3. Defendants have cited certain Federal regulations and ordinances of the city of Minneapolis, which prescribe standards for flammable products regarding labeling, ventilation, sources of ignition, and related topics.[2] They contend that the black-on-red label, which defendants allege was affixed to the can of Kut-Koat at the time of the fire, was in full compliance with these regulations and ordinances and that, therefore, they were not negligent as a matter of law. Even assuming that this particular label was affixed on the can in question, and there is evidence to the contrary, the fact that a person causing an accident has complied with a statute or ordinance regulating conduct under the circumstances is not conclusive that he was in the exercise of due care. 13B Dunnell, Dig. (3 ed.) § 6976(3). As stated in Prosser, Torts (4 ed.) § 35, p. 203:

"* * * The statutory standard is no more than a minimum, and it does not necessarily preclude a finding that the actor was negligent in failing to take additional precautions."

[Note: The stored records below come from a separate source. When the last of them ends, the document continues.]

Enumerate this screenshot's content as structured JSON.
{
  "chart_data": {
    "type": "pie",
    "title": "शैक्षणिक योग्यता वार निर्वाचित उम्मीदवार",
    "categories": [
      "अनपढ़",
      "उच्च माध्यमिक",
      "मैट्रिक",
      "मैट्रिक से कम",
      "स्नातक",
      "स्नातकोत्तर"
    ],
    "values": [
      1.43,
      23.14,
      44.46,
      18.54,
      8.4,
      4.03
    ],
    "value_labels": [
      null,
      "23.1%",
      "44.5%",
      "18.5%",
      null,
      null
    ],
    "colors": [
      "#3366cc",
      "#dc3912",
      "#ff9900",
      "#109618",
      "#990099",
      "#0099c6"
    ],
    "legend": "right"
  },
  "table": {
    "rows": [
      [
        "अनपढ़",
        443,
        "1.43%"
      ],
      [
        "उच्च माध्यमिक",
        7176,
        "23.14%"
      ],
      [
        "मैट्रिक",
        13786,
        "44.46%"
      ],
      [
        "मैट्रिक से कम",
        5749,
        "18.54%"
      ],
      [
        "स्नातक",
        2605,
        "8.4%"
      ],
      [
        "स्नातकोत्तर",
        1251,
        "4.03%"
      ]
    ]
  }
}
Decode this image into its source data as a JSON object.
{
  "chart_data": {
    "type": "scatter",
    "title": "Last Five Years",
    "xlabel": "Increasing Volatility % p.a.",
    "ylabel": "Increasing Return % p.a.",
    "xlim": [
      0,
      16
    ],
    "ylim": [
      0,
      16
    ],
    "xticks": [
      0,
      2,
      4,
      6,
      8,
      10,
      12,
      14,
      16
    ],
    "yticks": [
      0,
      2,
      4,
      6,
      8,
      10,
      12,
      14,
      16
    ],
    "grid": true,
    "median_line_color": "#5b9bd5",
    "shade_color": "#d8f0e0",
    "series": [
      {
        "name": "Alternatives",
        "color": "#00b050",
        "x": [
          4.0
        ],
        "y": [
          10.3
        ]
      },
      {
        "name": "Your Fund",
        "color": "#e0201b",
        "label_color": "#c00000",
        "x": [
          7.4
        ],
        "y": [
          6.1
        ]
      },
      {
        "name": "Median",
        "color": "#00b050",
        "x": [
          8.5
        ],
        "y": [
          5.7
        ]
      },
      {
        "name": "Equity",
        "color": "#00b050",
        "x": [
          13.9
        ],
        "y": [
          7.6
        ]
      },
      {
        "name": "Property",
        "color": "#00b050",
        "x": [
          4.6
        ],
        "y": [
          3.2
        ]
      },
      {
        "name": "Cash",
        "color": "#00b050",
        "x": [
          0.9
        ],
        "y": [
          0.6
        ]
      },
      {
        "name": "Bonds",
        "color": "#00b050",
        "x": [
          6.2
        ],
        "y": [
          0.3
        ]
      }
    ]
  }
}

By the same reasoning, the failure to show that defendants were not in violation of an ordinance or statute does not preclude a finding of common-law negligence.

4. Defendants argue that the trial court erred in refusing to give several suggested instructions regarding the effect of the Federal regulations and municipal ordinances. We have reviewed the proposed instructions, as well as the instructions given by the trial court, and hold that the trial court adequately and properly instructed the jury and did not err in refusing to give the proposed instructions.

Affirmed.

NOTES

[1] Blasing's action was dismissed for failure to prove damages.

[2] 49 CFR § 173.405 (1973). Minneapolis Code of Ordinances, §§ 685.040 and 685.060. The Minneapolis ordinances were read to the jury by the trial court.